ここは広大な敷地の中にアジリティ施設からリハビリプール、屋内トレーニング場、レストランまで揃った総合犬用施設の様なものでした。

 



おしゃれなレストラン





犬のリハビリプール







バランスボールでのトレーニング






ここで最終日、BPHという犬のメンタルテスト(気質テスト)の見学をしました。



私がこのメンタルテストに初めて興味を持ったのは、確か藤田りか子さんのこのブログの記事を読んでからだと思います。そして昨年の藤田りか子さんとヴィベケ・リーセ女史のセミナーを聞いて、スウェーデンの捨て犬のいない社会の理由の1つにメンタルテストの存在も含まれていると考えました。







では犬のメンタルテストとはどの様なものか?






簡単に言うと犬の性格テスト、キャパシティを判断するテスト。日本でも警察犬や介助犬などのワーキングドッグの資質を見るために行われていますが、スウェーデンでは一般の犬でも受けることも出来ます。その目的も内容も違いがあると思います。







例えばガンドッグの場合、銃声に対してビビッてしまうようなガンシャイな犬は他にいくら優れた能力があろうと、ガンドッグとして使うことは出来ない。このような気質は持って生まれたものであって、その後の環境で著しく変わるものではありません。





様々な環境を作って、その犬の気質をチェックしていきます。スウェーデンにおけるメンタルテストは生後12ヶ月以上の犬なら受けることが出来ます。年齢の上限はありません。







友好性、攻撃性、集中力、など30以上の項目をチェックし、自分の犬が犬種の平均値や犬全体の平均値等と比べると、どの部分が平均より勝っているのか、劣っているのかが知ることが出来ます。勿論、犬のブリーディングにも大いに役立てることが出来ます。

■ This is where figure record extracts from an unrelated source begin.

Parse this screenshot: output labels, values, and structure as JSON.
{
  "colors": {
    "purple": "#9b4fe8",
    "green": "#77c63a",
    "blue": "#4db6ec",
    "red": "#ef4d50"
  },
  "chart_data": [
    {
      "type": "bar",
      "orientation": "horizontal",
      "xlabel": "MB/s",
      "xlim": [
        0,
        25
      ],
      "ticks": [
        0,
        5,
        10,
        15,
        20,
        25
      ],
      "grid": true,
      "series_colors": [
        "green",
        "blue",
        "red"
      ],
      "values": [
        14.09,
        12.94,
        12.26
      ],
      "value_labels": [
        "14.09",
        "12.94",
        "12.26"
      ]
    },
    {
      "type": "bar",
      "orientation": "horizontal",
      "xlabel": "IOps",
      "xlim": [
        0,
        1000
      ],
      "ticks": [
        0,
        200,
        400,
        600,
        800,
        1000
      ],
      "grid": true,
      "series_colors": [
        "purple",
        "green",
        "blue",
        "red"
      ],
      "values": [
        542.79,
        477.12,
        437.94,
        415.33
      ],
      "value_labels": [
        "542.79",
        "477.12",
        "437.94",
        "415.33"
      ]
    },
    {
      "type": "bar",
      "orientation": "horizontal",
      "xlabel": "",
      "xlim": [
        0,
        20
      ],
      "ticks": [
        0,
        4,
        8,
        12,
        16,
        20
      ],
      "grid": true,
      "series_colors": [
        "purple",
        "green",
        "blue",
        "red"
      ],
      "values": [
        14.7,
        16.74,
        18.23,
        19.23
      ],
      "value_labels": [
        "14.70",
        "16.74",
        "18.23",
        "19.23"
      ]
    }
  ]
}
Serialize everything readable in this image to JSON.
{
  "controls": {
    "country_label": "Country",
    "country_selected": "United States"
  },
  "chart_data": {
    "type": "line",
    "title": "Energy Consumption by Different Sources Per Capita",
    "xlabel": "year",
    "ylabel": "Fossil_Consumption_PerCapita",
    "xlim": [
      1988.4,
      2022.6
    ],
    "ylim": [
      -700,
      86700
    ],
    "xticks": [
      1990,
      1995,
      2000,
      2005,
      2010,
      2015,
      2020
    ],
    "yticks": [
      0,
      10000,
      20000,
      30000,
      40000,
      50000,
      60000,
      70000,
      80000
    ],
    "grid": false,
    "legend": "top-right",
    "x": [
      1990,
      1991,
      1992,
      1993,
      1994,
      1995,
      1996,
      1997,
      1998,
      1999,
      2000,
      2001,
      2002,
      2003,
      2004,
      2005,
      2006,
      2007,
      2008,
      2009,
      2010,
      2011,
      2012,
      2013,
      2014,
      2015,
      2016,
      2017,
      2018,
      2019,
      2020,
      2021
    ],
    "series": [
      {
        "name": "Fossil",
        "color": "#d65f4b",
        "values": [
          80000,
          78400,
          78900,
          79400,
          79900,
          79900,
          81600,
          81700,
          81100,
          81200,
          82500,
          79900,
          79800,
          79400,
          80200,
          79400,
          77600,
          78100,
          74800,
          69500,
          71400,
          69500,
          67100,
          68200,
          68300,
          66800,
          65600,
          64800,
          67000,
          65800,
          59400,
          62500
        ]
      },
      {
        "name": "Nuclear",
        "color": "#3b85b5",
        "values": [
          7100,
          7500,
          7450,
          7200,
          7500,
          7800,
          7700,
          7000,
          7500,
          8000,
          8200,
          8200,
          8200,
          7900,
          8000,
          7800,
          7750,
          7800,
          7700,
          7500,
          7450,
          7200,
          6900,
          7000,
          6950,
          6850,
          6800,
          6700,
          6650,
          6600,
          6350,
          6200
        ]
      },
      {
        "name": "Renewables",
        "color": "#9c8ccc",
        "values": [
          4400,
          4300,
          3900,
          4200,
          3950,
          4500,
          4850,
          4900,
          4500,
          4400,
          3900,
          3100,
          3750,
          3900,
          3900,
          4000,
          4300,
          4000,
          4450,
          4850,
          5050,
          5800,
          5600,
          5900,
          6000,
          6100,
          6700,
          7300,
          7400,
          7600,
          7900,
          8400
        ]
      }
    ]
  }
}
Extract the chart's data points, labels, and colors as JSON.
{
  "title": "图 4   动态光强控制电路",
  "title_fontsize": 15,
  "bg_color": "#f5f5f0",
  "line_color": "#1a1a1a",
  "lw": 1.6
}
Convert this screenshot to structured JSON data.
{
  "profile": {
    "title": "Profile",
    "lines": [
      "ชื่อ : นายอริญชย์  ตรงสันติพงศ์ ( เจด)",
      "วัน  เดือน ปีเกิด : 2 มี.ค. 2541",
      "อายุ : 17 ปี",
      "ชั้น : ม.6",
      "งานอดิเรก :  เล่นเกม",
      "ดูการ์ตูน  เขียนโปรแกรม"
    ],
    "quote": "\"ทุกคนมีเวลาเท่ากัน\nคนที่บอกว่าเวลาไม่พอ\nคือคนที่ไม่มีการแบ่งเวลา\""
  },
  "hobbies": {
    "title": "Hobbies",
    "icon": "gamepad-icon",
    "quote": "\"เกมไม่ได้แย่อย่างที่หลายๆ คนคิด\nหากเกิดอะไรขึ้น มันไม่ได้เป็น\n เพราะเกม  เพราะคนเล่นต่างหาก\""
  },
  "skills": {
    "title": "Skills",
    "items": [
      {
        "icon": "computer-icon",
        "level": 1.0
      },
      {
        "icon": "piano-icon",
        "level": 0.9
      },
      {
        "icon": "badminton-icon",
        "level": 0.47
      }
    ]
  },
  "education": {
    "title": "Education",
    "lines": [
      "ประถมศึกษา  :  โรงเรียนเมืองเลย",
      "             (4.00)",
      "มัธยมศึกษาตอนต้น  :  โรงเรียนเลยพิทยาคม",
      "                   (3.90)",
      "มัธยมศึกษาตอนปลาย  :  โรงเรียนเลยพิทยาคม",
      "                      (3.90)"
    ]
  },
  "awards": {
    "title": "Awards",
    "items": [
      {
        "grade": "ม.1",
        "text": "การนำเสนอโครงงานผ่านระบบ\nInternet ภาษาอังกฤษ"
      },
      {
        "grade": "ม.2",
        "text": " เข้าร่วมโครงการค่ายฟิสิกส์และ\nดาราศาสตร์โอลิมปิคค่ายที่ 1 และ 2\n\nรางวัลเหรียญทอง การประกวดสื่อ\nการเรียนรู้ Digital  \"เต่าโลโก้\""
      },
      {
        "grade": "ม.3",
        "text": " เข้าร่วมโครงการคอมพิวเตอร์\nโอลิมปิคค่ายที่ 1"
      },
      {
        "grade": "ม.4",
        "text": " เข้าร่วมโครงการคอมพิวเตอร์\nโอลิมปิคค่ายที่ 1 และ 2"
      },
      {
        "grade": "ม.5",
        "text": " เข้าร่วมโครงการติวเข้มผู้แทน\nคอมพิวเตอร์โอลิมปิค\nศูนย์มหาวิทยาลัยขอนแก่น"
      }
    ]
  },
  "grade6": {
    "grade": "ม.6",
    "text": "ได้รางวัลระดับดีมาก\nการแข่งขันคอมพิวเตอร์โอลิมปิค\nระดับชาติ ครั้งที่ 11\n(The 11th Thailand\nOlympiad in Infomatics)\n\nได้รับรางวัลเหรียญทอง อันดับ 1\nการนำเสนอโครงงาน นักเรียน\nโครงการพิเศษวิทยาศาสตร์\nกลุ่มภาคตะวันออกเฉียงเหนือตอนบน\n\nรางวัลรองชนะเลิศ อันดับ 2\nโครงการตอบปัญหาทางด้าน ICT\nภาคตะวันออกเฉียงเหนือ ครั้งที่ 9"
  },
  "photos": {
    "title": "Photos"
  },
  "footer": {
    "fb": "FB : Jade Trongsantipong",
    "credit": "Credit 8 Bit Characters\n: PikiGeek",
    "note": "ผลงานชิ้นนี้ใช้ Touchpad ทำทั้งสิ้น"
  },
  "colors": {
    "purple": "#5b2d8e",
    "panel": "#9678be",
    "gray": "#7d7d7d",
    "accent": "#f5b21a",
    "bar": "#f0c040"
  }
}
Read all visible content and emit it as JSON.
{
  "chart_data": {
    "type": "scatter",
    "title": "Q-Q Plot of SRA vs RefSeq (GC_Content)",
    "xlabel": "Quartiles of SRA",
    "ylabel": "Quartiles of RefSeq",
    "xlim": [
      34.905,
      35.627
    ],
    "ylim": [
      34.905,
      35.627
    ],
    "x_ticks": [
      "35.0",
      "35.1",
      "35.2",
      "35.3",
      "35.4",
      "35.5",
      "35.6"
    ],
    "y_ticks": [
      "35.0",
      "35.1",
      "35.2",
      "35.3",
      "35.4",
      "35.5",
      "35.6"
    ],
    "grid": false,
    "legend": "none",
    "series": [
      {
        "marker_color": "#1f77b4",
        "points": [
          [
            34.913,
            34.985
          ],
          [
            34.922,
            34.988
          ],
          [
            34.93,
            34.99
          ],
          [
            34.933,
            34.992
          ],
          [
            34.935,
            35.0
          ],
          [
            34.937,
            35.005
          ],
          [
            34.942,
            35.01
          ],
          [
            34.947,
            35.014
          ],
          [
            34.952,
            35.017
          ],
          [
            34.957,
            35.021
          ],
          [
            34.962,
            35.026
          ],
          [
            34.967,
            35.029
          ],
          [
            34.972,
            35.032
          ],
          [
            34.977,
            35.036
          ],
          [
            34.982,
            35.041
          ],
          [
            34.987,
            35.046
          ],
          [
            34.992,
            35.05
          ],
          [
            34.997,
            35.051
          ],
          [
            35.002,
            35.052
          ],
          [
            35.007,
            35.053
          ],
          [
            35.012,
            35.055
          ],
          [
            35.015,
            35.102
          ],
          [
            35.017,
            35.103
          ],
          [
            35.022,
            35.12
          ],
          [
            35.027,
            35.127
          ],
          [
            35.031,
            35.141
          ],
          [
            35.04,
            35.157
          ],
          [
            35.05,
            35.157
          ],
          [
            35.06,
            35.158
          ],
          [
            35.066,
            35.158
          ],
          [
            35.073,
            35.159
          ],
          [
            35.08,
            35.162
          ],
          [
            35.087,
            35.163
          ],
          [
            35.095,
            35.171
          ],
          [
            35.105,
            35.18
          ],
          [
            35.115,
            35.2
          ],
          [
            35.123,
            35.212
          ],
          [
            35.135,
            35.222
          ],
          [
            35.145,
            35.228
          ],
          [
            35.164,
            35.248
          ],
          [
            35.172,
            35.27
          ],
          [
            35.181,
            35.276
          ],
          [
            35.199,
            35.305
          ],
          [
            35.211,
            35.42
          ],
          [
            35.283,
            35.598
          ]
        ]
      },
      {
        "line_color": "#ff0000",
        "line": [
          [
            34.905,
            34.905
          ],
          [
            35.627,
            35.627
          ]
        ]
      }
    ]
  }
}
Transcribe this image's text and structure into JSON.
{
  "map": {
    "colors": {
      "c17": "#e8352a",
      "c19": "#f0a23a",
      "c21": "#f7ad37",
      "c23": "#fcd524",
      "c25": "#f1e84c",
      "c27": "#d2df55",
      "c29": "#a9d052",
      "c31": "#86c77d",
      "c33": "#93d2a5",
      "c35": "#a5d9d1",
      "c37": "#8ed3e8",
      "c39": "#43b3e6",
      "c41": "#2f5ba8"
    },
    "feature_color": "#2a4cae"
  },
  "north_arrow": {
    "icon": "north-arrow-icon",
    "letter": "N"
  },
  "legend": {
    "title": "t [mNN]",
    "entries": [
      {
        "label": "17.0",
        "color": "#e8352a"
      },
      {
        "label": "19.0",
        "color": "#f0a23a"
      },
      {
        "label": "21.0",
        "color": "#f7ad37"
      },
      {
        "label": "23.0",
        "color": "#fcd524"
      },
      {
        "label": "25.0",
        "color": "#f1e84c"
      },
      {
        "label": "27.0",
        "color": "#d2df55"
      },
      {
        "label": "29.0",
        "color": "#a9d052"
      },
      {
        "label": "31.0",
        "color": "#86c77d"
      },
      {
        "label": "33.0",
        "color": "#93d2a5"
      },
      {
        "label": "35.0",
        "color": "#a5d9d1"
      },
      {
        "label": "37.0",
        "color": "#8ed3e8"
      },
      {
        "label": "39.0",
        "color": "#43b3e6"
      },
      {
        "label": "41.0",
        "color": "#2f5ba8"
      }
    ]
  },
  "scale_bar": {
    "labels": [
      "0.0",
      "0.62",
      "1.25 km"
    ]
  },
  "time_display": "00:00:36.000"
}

例えば、ある犬種の気質が著しく思わしくない方向に偏ってきたとします。スウェーデンではいち早く気づき、それを従来の犬種の持つべき気質にコントロールする事が出来ます。





では日本ではどうでしょうか?元となるデータも無いので、犬種特性が失われていたとしても気づくことは無いでしょう。そもそも気質にこだわりを持ち繁殖を行うブリーダーが日本にどれほど存在するのでしょう?





スウェーデンではマイクロチップと蓄犬登録で殆どの犬がデータベース化されているので、自分の犬の親や祖先がどの様な病歴を持ち、どの様な遺伝性疾患があるのかも知ることが出来ます。






遺伝性などの疾患を持たず、気質のしっかりした犬を作り出すシステムが出来上がっています。逆に日本では遺伝性疾患や気質など気にせず、見た目重視でいまだ不必要な繁殖が続けられています。




初日に私が感じた『犬が違う』という印象は、スウェーデンのこうした犬作りの努力の結果だと思います。日本ではアレルギーを抱えた犬が沢山作りだされてしまい、犬の手作り食はそう珍しくありません。スウェーデンの犬は皆ドライフードです。






正味4日間という短い滞在でしたが、やはりスウェーデンは犬との共生が出来ている数少ない国のひとつでした。







最後に、このような素晴らしい研修旅行を企画されたプレイボゥドッグトレーナーアカデミーの森山校長、スタッフの皆様、最高のガイドをしてくださった藤田りか子さん、関係者の皆様に深く御礼申し上げます。